The Meg II gazes at her works and waxes lyrical about “the perfect imperfection that comes from human connection”, which really makes me think. What I think is, “Aren’t you rich enough to just go to Marks & Spencer?”

The Meg reappears in pyjamas. “Make an effort, the Meg!” I cry. But she’s quickly joined by two other pyjama-clad ne’er-do-wells. They are having a pyjama party. The lesson? Wearing pyjamas during the day is fine if rich people do it.

She makes her fellow pyjama people create Christmas wreaths, though something about the whole thing makes me think of death. Making other people work for her is, incidentally, the Meg’s love language.

Meghan Markle with Naomi Osaka in the With Love, Meghan: Holiday Celebration. Photograph: Netflix
Meghan Markle with Naomi Osaka in the With Love, Meghan: Holiday Celebration. Photograph: Netflix

She does something similar with Naomi Osaka. “What is your favourite thing about the holidays?” the Meg asks after feeding her for a while.

“Honestly, I think, family,” the captive athlete says with tears in her eyes, wondering if she‘ll ever see them again.

“Shall we go craft?” the Meg says, coldly. Osaka soon disappears into the void from which she came.

Tom Colicchio from Top Chef is here now. This is basically a decommissioned CIA black site. Colicchio creates a salad. The Meg makes a family recipe, gumbo, and they offer both up to Mr the Meg, who arrives for a cameo.

He is almost as famous as the Meg, because he is an unemployed prince. Whereas being a monarch’s son might once have meant riding into war at the head of an army, now it involves looking awkward while being performatively fed on Netflix.

“Save me!” he blinks in Morse code. We all laugh.

Our Zoom is coming to an end. My best friend signs off with “Happy Holidays” and then her signature: the Meg, duchess of Sussex.

I suspect the Meg hasn’t come to terms with the fact that she lost her old job and is throwing herself into excessive crafting as a self-soothing strategy. She would certainly have fallen apart completely if not for Netflix Zooms with close friends like myself. (Editor: “Patrick, this isn’t a Zoom, it’s a television pro…” Me: “Whisht!”)

Any advice is welcome.

On The Liz Truss Show (YouTube) the former UK prime minister argues that Britain has “fallen”, and she does so without recourse to facts or kindness or ideological coherence. It’s the sort of hateful, self-pitying and fearful guff beloved of the right-wing snowflake community.

But forget the specifics. I’m here to marvel at the phenomenon of Truss, a woman who crashed the British economy, sitting in what looks like the chilly hallway of a shared house complaining about the competence of other politicians.
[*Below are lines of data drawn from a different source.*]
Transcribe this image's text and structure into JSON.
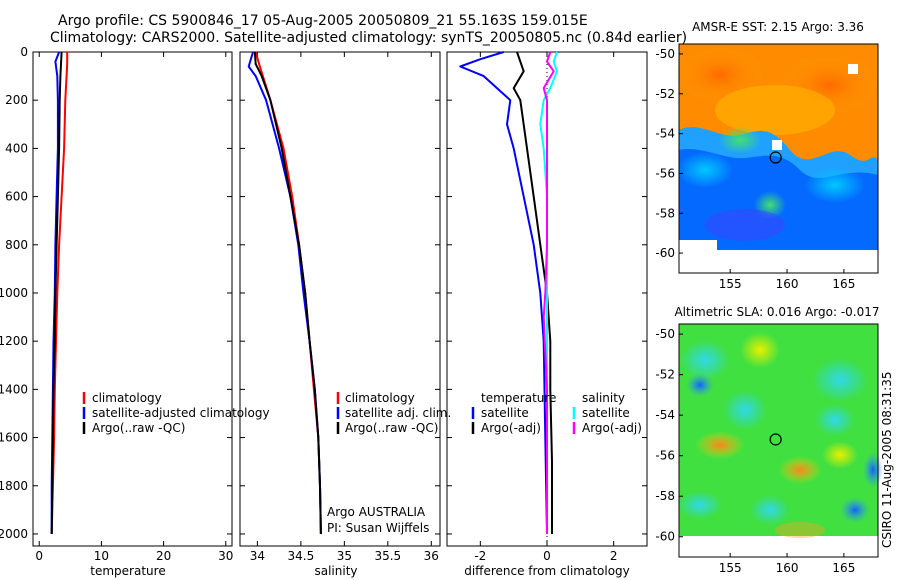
{
  "header": {
    "line1": "Argo profile: CS 5900846_17 05-Aug-2005 20050809_21 55.163S 159.015E",
    "line2": "Climatology: CARS2000. Satellite-adjusted climatology: synTS_20050805.nc (0.84d earlier)"
  },
  "side_text": "CSIRO 11-Aug-2005 08:31:35",
  "colors": {
    "climatology": "#ff0000",
    "satellite": "#0000ff",
    "argo": "#000000",
    "satellite_salinity": "#00ffff",
    "argo_salinity_adj": "#ff00ff"
  },
  "chart_data": [
    {
      "id": "temperature",
      "type": "line",
      "xlabel": "temperature",
      "xlim": [
        -1,
        31
      ],
      "ylim": [
        0,
        2050
      ],
      "y_inverted": true,
      "xticks": [
        0,
        10,
        20,
        30
      ],
      "yticks": [
        0,
        200,
        400,
        600,
        800,
        1000,
        1200,
        1400,
        1600,
        1800,
        2000
      ],
      "legend": {
        "placement": "lower-right",
        "entries": [
          "climatology",
          "satellite-adjusted climatology",
          "Argo(..raw -QC)"
        ]
      },
      "series": [
        {
          "name": "climatology",
          "color": "#ff0000",
          "x": [
            4.5,
            4.5,
            4.2,
            4.0,
            3.6,
            3.2,
            2.9,
            2.7,
            2.5,
            2.4,
            2.3,
            2.2,
            2.1,
            2.0
          ],
          "y": [
            0,
            50,
            200,
            400,
            600,
            800,
            1000,
            1200,
            1400,
            1600,
            1700,
            1800,
            1900,
            2000
          ]
        },
        {
          "name": "satellite-adjusted climatology",
          "color": "#0000ff",
          "x": [
            3.2,
            2.6,
            2.9,
            3.0,
            3.0,
            2.8,
            2.6,
            2.5,
            2.3,
            2.2,
            2.1,
            2.0,
            2.0
          ],
          "y": [
            0,
            40,
            100,
            200,
            400,
            600,
            800,
            1000,
            1200,
            1400,
            1600,
            1800,
            2000
          ]
        },
        {
          "name": "Argo(..raw -QC)",
          "color": "#000000",
          "x": [
            3.6,
            3.4,
            3.3,
            3.2,
            3.0,
            2.8,
            2.6,
            2.5,
            2.3,
            2.2,
            2.1,
            2.0
          ],
          "y": [
            0,
            100,
            200,
            400,
            600,
            800,
            1000,
            1200,
            1400,
            1600,
            1800,
            2000
          ]
        }
      ]
    },
    {
      "id": "salinity",
      "type": "line",
      "xlabel": "salinity",
      "xlim": [
        33.8,
        36.1
      ],
      "ylim": [
        0,
        2050
      ],
      "y_inverted": true,
      "xticks": [
        34,
        34.5,
        35,
        35.5,
        36
      ],
      "legend": {
        "placement": "lower-right",
        "entries": [
          "climatology",
          "satellite adj. clim.",
          "Argo(..raw -QC)"
        ]
      },
      "annotations": [
        "Argo AUSTRALIA",
        "PI: Susan Wijffels"
      ],
      "series": [
        {
          "name": "climatology",
          "color": "#ff0000",
          "x": [
            33.98,
            34.02,
            34.15,
            34.3,
            34.4,
            34.48,
            34.55,
            34.6,
            34.65,
            34.7,
            34.72,
            34.73
          ],
          "y": [
            0,
            50,
            200,
            400,
            600,
            800,
            1000,
            1200,
            1400,
            1600,
            1800,
            2000
          ]
        },
        {
          "name": "satellite adj. clim.",
          "color": "#0000ff",
          "x": [
            33.95,
            33.9,
            33.98,
            34.1,
            34.25,
            34.38,
            34.47,
            34.53,
            34.6,
            34.66,
            34.7,
            34.72,
            34.73
          ],
          "y": [
            0,
            60,
            100,
            200,
            400,
            600,
            800,
            1000,
            1200,
            1400,
            1600,
            1800,
            2000
          ]
        },
        {
          "name": "Argo(..raw -QC)",
          "color": "#000000",
          "x": [
            33.97,
            33.98,
            34.05,
            34.15,
            34.28,
            34.38,
            34.48,
            34.55,
            34.6,
            34.66,
            34.7,
            34.72,
            34.73
          ],
          "y": [
            0,
            50,
            100,
            200,
            400,
            600,
            800,
            1000,
            1200,
            1400,
            1600,
            1800,
            2000
          ]
        }
      ]
    },
    {
      "id": "difference",
      "type": "line",
      "xlabel": "difference from climatology",
      "xlim": [
        -3,
        3
      ],
      "ylim": [
        0,
        2050
      ],
      "y_inverted": true,
      "xticks": [
        -2,
        0,
        2
      ],
      "legend": {
        "placement": "lower",
        "entries": [
          "temperature",
          "satellite",
          "Argo(-adj)",
          "salinity",
          "satellite",
          "Argo(-adj)"
        ]
      },
      "series": [
        {
          "name": "temperature satellite",
          "color": "#0000ff",
          "x": [
            -1.3,
            -2.0,
            -2.6,
            -1.9,
            -1.1,
            -1.2,
            -1.0,
            -0.7,
            -0.4,
            -0.2,
            -0.1,
            -0.05,
            0.0
          ],
          "y": [
            0,
            30,
            60,
            100,
            200,
            300,
            400,
            600,
            800,
            1000,
            1200,
            1600,
            2000
          ]
        },
        {
          "name": "temperature Argo(-adj)",
          "color": "#000000",
          "x": [
            -0.9,
            -0.7,
            -1.0,
            -0.8,
            -0.6,
            -0.4,
            -0.2,
            0.0,
            0.1,
            0.1,
            0.15,
            0.15
          ],
          "y": [
            0,
            80,
            150,
            200,
            400,
            600,
            800,
            1000,
            1200,
            1400,
            1700,
            2000
          ]
        },
        {
          "name": "salinity satellite",
          "color": "#00ffff",
          "x": [
            0.3,
            0.2,
            0.3,
            0.1,
            -0.1,
            -0.2,
            -0.1,
            0.0,
            0.0,
            0.0,
            0.0
          ],
          "y": [
            0,
            40,
            80,
            150,
            200,
            300,
            400,
            600,
            1000,
            1500,
            2000
          ]
        },
        {
          "name": "salinity Argo(-adj)",
          "color": "#ff00ff",
          "x": [
            0.1,
            0.0,
            0.2,
            -0.1,
            0.0,
            0.0,
            0.0,
            0.0,
            -0.05,
            -0.1,
            0.0,
            0.0
          ],
          "y": [
            0,
            40,
            80,
            150,
            200,
            400,
            600,
            800,
            1000,
            1100,
            1400,
            2000
          ]
        }
      ]
    },
    {
      "id": "amsre-map",
      "type": "heatmap",
      "title": "AMSR-E SST: 2.15 Argo: 3.36",
      "xlim": [
        150.5,
        168
      ],
      "ylim": [
        -61,
        -49.5
      ],
      "xticks": [
        155,
        160,
        165
      ],
      "yticks": [
        -50,
        -52,
        -54,
        -56,
        -58,
        -60
      ],
      "profile_location": {
        "lon": 159.0,
        "lat": -55.2
      }
    },
    {
      "id": "sla-map",
      "type": "heatmap",
      "title": "Altimetric SLA: 0.016 Argo: -0.017",
      "xlim": [
        150.5,
        168
      ],
      "ylim": [
        -61,
        -49.5
      ],
      "xticks": [
        155,
        160,
        165
      ],
      "yticks": [
        -50,
        -52,
        -54,
        -56,
        -58,
        -60
      ],
      "profile_location": {
        "lon": 159.0,
        "lat": -55.2
      }
    }
  ]
}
The show begins and ends with Truss ranting at a desk. Halfway through each sentence she loses faith, then dozes off for a bit before rousing herself for the last clause.

Later, during the interview segments, she gazes into the middle distance across a coffee table, and the patriotic clownfolk she is interviewing all seem unsure where to look. These people love a good fantasy, and Truss is, sadly for them, the policymaking reality of their rotten dreams.

And what dreams! Truss lives in the uncanny valley. Sometimes she blinks too much. Sometimes she blinks not at all. She smiles constantly. When she speaks she does so with the surprised force of someone who has just remembered that she left the cooker on or that she misplaced the economy. Occasionally she lifts her arms, like Lord Summerisle, to make a point but seems to forget to lower them again.

It often feels as if she’s Weekend at Bernie’s-ing herself. There’s a plant on the coffee table. It is, I eventually conclude, the most charismatic plant I have ever seen. Now that’s a plant with vision, a plant I could vote for.